The facts of studying and using this strategy are motivated by the two seemingly incredible circumstances; the first one is that diversification is continuing to be a very important strategy for the corporate growth purposes. The second fact is that while the Management and Marketing systems always favor the related diversification samples, the Finance sector, on the other hand, makes a strong case against the use of corporate diversification. In order to come up with the better understanding of diversification, it is advisable to address the contradiction that exists on the associative relationship between the use of diversification and the general firm performance.
“Diversification is a means through which the firm expands from its core businesses into other different product markets. ” 1The research done on diversification showed that by 1974, only 14% of the studied Fortune 500 firms engaged their businesses on single portfolios strategies. The remaining 86 % of the firms preferred to diversify their operations. “Many firms according to the research done are diversifying their businesses.

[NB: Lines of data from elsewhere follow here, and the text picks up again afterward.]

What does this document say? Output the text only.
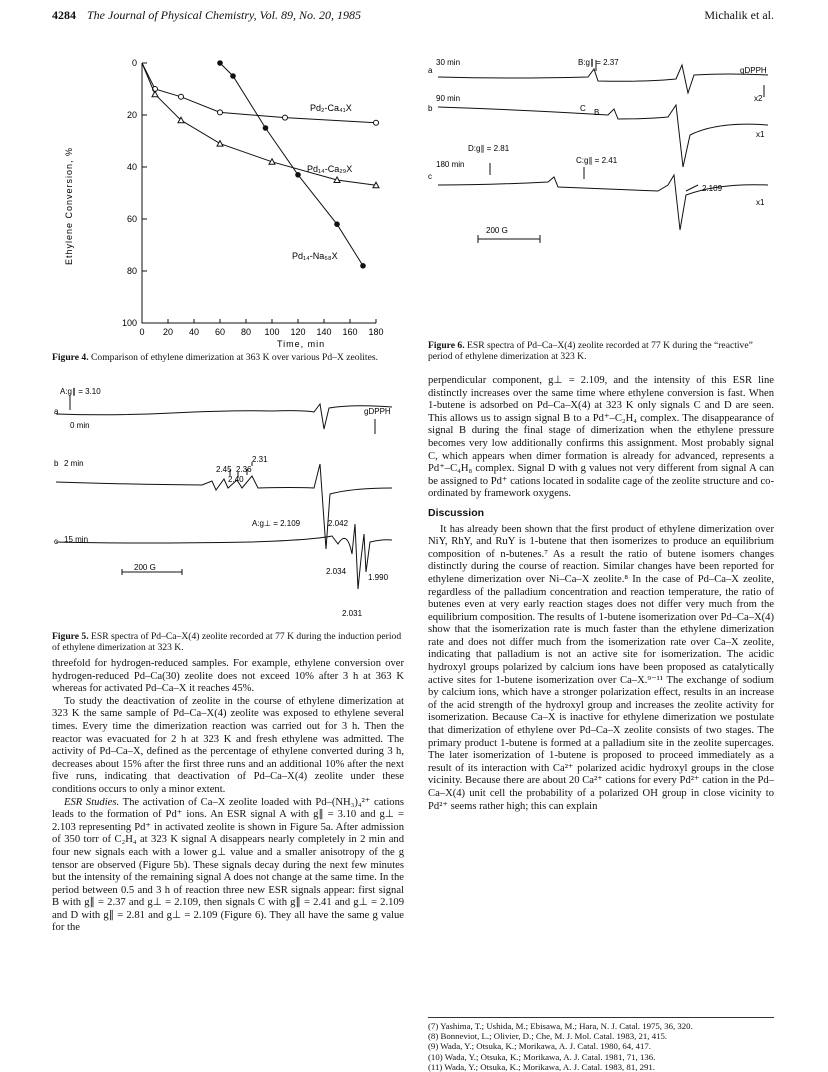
4284 The Journal of Physical Chemistry, Vol. 89, No. 20, 1985	Michalik et al.
0
20
40
60
80
100
0 20 40 60 80 100 120 140 160 180
Ethylene Conversion, %
Time, min
Pd₂-Ca₄₁X
Pd₁₄-Ca₂₉X
Pd₁₄-Na₅₈X
Figure 4. Comparison of ethylene dimerization at 363 K over various Pd–X zeolites.
A:g∥ = 3.10
a
0 min
b 2 min
c 15 min
gDPPH
2.45 2.36
2.31
2.40
A:g⊥ = 2.109	2.042
2.034
1.990
2.031
200 G
Figure 5. ESR spectra of Pd–Ca–X(4) zeolite recorded at 77 K during the induction period of ethylene dimerization at 323 K.

threefold for hydrogen-reduced samples. For example, ethylene conversion over hydrogen-reduced Pd–Ca(30) zeolite does not exceed 10% after 3 h at 363 K whereas for activated Pd–Ca–X it reaches 45%.

To study the deactivation of zeolite in the course of ethylene dimerization at 323 K the same sample of Pd–Ca–X(4) zeolite was exposed to ethylene several times. Every time the dimerization reaction was carried out for 3 h. Then the reactor was evacuated for 2 h at 323 K and fresh ethylene was admitted. The activity of Pd–Ca–X, defined as the percentage of ethylene converted during 3 h, decreases about 15% after the first three runs and an additional 10% after the next five runs, indicating that deactivation of Pd–Ca–X(4) zeolite under these conditions occurs to only a minor extent.

ESR Studies. The activation of Ca–X zeolite loaded with Pd–(NH₃)₄²⁺ cations leads to the formation of Pd⁺ ions. An ESR signal A with g∥ = 3.10 and g⊥ = 2.103 representing Pd⁺ in activated zeolite is shown in Figure 5a. After admission of 350 torr of C₂H₄ at 323 K signal A disappears nearly completely in 2 min and four new signals each with a lower g⊥ value and a smaller anisotropy of the g tensor are observed (Figure 5b). These signals decay during the next few minutes but the intensity of the remaining signal A does not change at the same time. In the period between 0.5 and 3 h of reaction three new ESR signals appear: first signal B with g∥ = 2.37 and g⊥ = 2.109, then signals C with g∥ = 2.41 and g⊥ = 2.109 and D with g∥ = 2.81 and g⊥ = 2.109 (Figure 6). They all have the same g value for the

a
30 min	B:g∥ = 2.37
gDPPH
b
90 min	x2
C B
x1
D:g∥ = 2.81
C:g∥ = 2.41
180 min
c
2.109
x1
200 G
Figure 6. ESR spectra of Pd–Ca–X(4) zeolite recorded at 77 K during the “reactive” period of ethylene dimerization at 323 K.

perpendicular component, g⊥ = 2.109, and the intensity of this ESR line distinctly increases over the same time where ethylene conversion is fast. When 1-butene is adsorbed on Pd–Ca–X(4) at 323 K only signals C and D are seen. This allows us to assign signal B to a Pd⁺–C₂H₄ complex. The disappearance of signal B during the final stage of dimerization when the ethylene pressure becomes very low additionally confirms this assignment. Most probably signal C, which appears when dimer formation is already for advanced, represents a Pd⁺–C₄H₈ complex. Signal D with g values not very different from signal A can be assigned to Pd⁺ cations located in sodalite cage of the zeolite structure and co-ordinated by framework oxygens.

Discussion

It has already been shown that the first product of ethylene dimerization over NiY, RhY, and RuY is 1-butene that then isomerizes to produce an equilibrium composition of n-butenes.⁷ As a result the ratio of butene isomers changes distinctly during the course of reaction. Similar changes have been reported for ethylene dimerization over Ni–Ca–X zeolite.⁸ In the case of Pd–Ca–X zeolite, regardless of the palladium concentration and reaction temperature, the ratio of butenes even at very early reaction stages does not differ very much from the equilibrium composition. The results of 1-butene isomerization over Pd–Ca–X(4) show that the isomerization rate is much faster than the ethylene dimerization rate and does not differ much from the isomerization rate over Ca–X zeolite, indicating that palladium is not an active site for isomerization. The acidic hydroxyl groups polarized by calcium ions have been proposed as catalytically active sites for 1-butene isomerization over Ca–X.⁹⁻¹¹ The exchange of sodium by calcium ions, which have a stronger polarization effect, results in an increase of the acid strength of the hydroxyl group and increases the zeolite activity for isomerization. Because Ca–X is inactive for ethylene dimerization we postulate that dimerization of ethylene over Pd–Ca–X zeolite consists of two stages. The primary product 1-butene is formed at a palladium site in the zeolite supercages. The later isomerization of 1-butene is proposed to proceed immediately as a result of its interaction with Ca²⁺ polarized acidic hydroxyl groups in the close vicinity. Because there are about 20 Ca²⁺ cations for every Pd²⁺ cation in the Pd–Ca–X(4) unit cell the probability of a polarized OH group in close vicinity to Pd²⁺ seems rather high; this can explain

(7) Yashima, T.; Ushida, M.; Ebisawa, M.; Hara, N. J. Catal. 1975, 36, 320.
(8) Bonneviot, L.; Olivier, D.; Che, M. J. Mol. Catal. 1983, 21, 415.
(9) Wada, Y.; Otsuka, K.; Morikawa, A. J. Catal. 1980, 64, 417.
(10) Wada, Y.; Otsuka, K.; Morikawa, A. J. Catal. 1981, 71, 136.
(11) Wada, Y.; Otsuka, K.; Morikawa, A. J. Catal. 1983, 81, 291.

The European corporate managers are also in favor of the diversification strategy. In the recent past, many US firms are beginning to be moderate on their zeal for the diversification and are also consolidating around their respective core businesses. However, it is should be noted that this trend does not have much impact on the Asian corporations that continue to remain highly diversified. ” 2 From any economic activity, there are various costs and benefits associated to the diversification portfolios, for instance, the performance of the firm must entirely depend on how the managers will achieve the balance on the costs and benefits in each concrete case.
The economic perspective also states that the benefits of diversification do not only fall on the managers and investors entirely, but also on the general population, not forgetting the nation since it helps in promoting the national GDP. On its advantageous side, the diversification processes do prolong the firm’s life span. On the other hand, the finance researchers argue that diversification portfolios only benefit the managers, since it buys them the insurance, while the shareholders usually bear all the costs imposed by such insurance.
Carried out research finally indicated that those firms that used the diversification portfolio were perceived to portray longer life spans than those companies that operated on the single portfolios. The reason for this is that when losses occur, they are subdivided among the affiliate companies and the profits shared too. On the other hand, if the company operates on single portfolios, they suffer the entire losses alone, which may lead to bankruptcy and hence closure of the firms.